2. Resolução. Por exemplo, amanhã é o dia da observância, mas devido ao trabalho ou outros assuntos, pode-se não conseguir observar os preceitos imediatamente. Pode-se até transgredir no corpo, na fala ou na mente. Por exemplo, se hoje é um dia de Meditação e, após o trabalho, há cânticos às 21h. No mosteiro ou em qualquer outro lugar, pode-se fazer a seguinte resolução: ‘A partir deste momento, observarei os preceitos. Até o amanhecer, não transgredirei nem ofenderei ninguém’. Isso se chama resolução. Os preceitos surgirão? Sim, surgirão.

3. Aqueles que erradicaram completamente todas as ações prejudiciais. Sua moralidade é impecável. Eles não precisam mais cumprir os preceitos, nem precisam pedir perdão a ninguém. Este é o estágio inicial dos nobres (Āriya). Significa que eles estão atingindo o estágio de sotāpanna (primeiro estágio) e além. Você entende? Espero que você entenda a diferença entre ‘manter os preceitos’ e ‘observar os preceitos’.
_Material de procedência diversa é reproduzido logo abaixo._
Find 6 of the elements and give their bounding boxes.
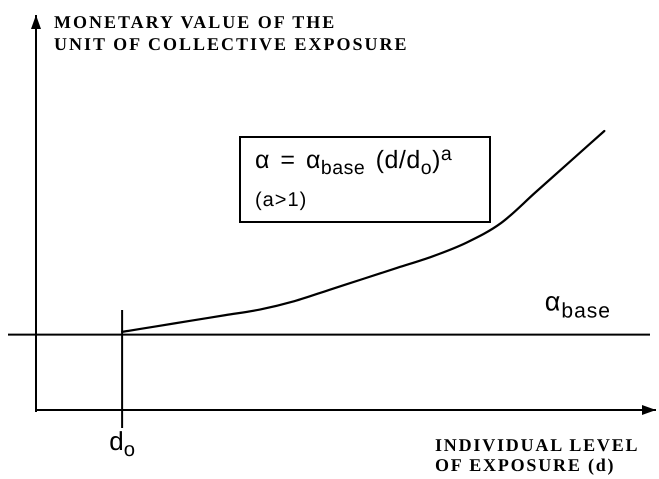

É por isso que eu digo para você ir através de um atalho. Seja oferecendo água, frutas ou cantando suttas, cânticos, sempre aspire à cessação do dukkha e à realização do nibbāna. Faça tais aspirações, mas faça-o consistentemente. Por quê? Porque a Mente de doar é salutar. Dāna é a principal das dez perfeições (pāramī). Você entende? Se sua mente não for salutar, você pode doar?

Porque quando seu coração dá, o que ele abandona? Pode abandonar a avareza? Pode abandonar o egoísmo? Pode abandonar a ganância? Essas não são todas qualidades salutares? Portanto, dāna pāramī é o fundamento de todas as outras qualidades e preceitos salutares. É por isso que eu digo, não importa o quanto de bem você faça, a maioria das pessoas pensa: ‘Ah, meu mérito é muito pequeno. Não me atrevo a fazer uma aspiração…’

Isso é um mal-entendido. Elas se esquecem de que, se você já fez essas coisas antes, significa que você já passou pelo saṁsāra. Incontáveis renascimentos… mostram que vocês vêm fazendo essas coisas o tempo todo. Como sabem que o bem que fazem agora dará frutos? Entende?

Portanto, eu os exorto: a maioria das pessoas, depois de fazer o bem, depois de entoar cânticos e Meditar, abandona rapidamente o momento da bondade. Vocês descem correndo do mosteiro, fogem correndo do templo. Depois de completarem seus méritos e meditações, primeiro estabeleçam sua resolução e façam uma aspiração. Entende? Porque a maioria de vocês está com pressa. Resolução e aspiração são muito importantes.